貞觀政要過ちを悔いる(悔過第二十四)

貞観二年:学問を怠らず若き日を悔いる

  • 太宗は房玄齢に「人は学問を怠るべきでない。朕は羣雄未定の頃は東西を征討し読書の暇がなかったが、四海が安んじた今は人に読ませて聞いている。

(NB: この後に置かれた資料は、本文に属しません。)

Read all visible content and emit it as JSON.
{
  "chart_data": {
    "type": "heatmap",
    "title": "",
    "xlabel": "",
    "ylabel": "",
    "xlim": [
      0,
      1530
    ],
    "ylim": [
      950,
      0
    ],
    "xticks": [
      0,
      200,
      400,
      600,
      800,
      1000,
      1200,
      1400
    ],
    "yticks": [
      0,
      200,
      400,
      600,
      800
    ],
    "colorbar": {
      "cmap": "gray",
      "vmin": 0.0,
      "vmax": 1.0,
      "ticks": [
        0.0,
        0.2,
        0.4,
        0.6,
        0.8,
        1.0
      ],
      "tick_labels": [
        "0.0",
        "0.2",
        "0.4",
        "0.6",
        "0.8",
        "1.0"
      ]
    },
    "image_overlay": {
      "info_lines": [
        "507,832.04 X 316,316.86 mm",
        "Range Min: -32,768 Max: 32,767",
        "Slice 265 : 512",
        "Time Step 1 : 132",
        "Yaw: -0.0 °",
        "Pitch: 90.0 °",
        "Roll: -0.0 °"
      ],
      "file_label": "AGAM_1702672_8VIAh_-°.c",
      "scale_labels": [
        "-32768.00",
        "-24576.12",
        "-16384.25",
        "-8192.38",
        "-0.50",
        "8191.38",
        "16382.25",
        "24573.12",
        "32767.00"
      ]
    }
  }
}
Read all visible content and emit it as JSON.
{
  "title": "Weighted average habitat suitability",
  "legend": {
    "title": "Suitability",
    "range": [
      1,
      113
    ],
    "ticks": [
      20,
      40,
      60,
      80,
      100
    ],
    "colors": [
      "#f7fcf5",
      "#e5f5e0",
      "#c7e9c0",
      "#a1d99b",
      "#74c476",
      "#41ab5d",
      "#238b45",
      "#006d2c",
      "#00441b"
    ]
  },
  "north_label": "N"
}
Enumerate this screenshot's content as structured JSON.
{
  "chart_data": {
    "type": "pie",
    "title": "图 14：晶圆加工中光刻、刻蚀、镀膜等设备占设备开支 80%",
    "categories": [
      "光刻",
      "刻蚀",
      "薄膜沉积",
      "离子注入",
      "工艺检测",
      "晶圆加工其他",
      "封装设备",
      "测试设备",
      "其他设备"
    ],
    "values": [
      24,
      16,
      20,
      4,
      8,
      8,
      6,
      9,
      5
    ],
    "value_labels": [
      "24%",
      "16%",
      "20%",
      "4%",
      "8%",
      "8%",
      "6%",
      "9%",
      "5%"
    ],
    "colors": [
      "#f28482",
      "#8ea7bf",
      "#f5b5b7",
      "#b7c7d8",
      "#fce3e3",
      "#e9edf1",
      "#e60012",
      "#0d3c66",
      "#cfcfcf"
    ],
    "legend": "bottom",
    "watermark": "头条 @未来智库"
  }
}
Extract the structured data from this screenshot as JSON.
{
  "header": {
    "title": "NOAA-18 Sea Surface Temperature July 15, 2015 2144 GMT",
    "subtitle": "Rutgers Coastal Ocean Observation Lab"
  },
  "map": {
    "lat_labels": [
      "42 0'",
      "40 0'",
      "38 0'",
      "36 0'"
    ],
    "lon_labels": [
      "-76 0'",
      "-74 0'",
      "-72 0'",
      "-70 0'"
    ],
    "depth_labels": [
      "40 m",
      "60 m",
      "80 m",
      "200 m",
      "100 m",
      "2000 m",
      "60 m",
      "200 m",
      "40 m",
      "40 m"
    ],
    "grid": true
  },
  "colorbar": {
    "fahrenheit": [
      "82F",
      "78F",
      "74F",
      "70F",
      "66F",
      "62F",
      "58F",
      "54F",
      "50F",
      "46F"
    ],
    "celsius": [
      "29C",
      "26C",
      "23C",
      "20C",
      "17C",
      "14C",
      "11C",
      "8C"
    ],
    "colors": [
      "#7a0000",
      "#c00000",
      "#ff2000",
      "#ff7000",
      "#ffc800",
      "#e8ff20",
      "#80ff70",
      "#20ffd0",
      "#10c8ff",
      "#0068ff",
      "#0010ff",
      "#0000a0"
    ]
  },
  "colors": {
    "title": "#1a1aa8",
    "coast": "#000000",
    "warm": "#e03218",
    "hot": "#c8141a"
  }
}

君臣父子・政教の道はみな書中にある」と語り、若い頃の行いを振り返って過ちを大いに悟ったと述べた。

編者按(戈直)

  • 『易』益卦の「善を見れば遷り、過ちあれば改める」を引き、太宗が定天下の尊きにありながら読書の善を知り若き日の過ちを改めたことを、益の道を知る者と評す。

貞観中:魏王泰の武徳殿移居を思い直す

  • 太子承乾が法度を修めない一方、魏王泰が太宗に才を重んじられ武徳殿への移居を特詔されたことに対し、魏徴は「魏王は寵愛されるほど驕奢に走らぬよう分をわきまえさせるべきで、かつて隠太子の弟海陵王がこの殿に居た前例もあり人の物言いを招く」と諫めた。太宗は「危うく思い違えるところであった、大きな誤りだ」と述べ、泰を本邸に戻らせた。

編者按(戈直)

  • 太子承乾の法度違反を知りながら魏王泰を重んじ武徳殿に移そうとしたこと自体が既に分を越えた行為であり、後の両者廃立の萌芽をここに見出し、天下の本(太子の位)を重んじるには慎みが必要だと評す。

貞観十七年:三年の喪を行えなかったことを悔いる

  • 太宗は「喪親の情ほど痛切なものはない。孔子は『三年の喪は天下の通喪』と説いたが、漢文帝以来『日を月に易える』短喪の制が行われ、朕もこれに倣ってしまった。徐幹『中論』の『復三年喪篇』を読み、その理の深さに今さら気づき悔やんでも及ばない」と悲泣した。

編者按(戈直)

  • 孟子の「三年の喪は天子より庶人に至るまで三代共にす」を引き、漢文帝以来の短喪の風を批判しつつ、太宗が過ちを悔い悲泣したことを孝と評し、後世の君主が古制に復すべきだと勧める。

貞観十八年:詰難の癖を悔いる

  • 太宗が「臣下は帝王に迎合しがちだ、朕の過ちを直言してほしい」と述べると、散騎常侍劉洎は「陛下は公卿の上書が意に沿わないと面前で詰難し慚愧させることがあり、直言を誘う道とは言えない」と答え、太宗は「朕もこの問難の癖を悔いている、すぐに改めよう」と応じた。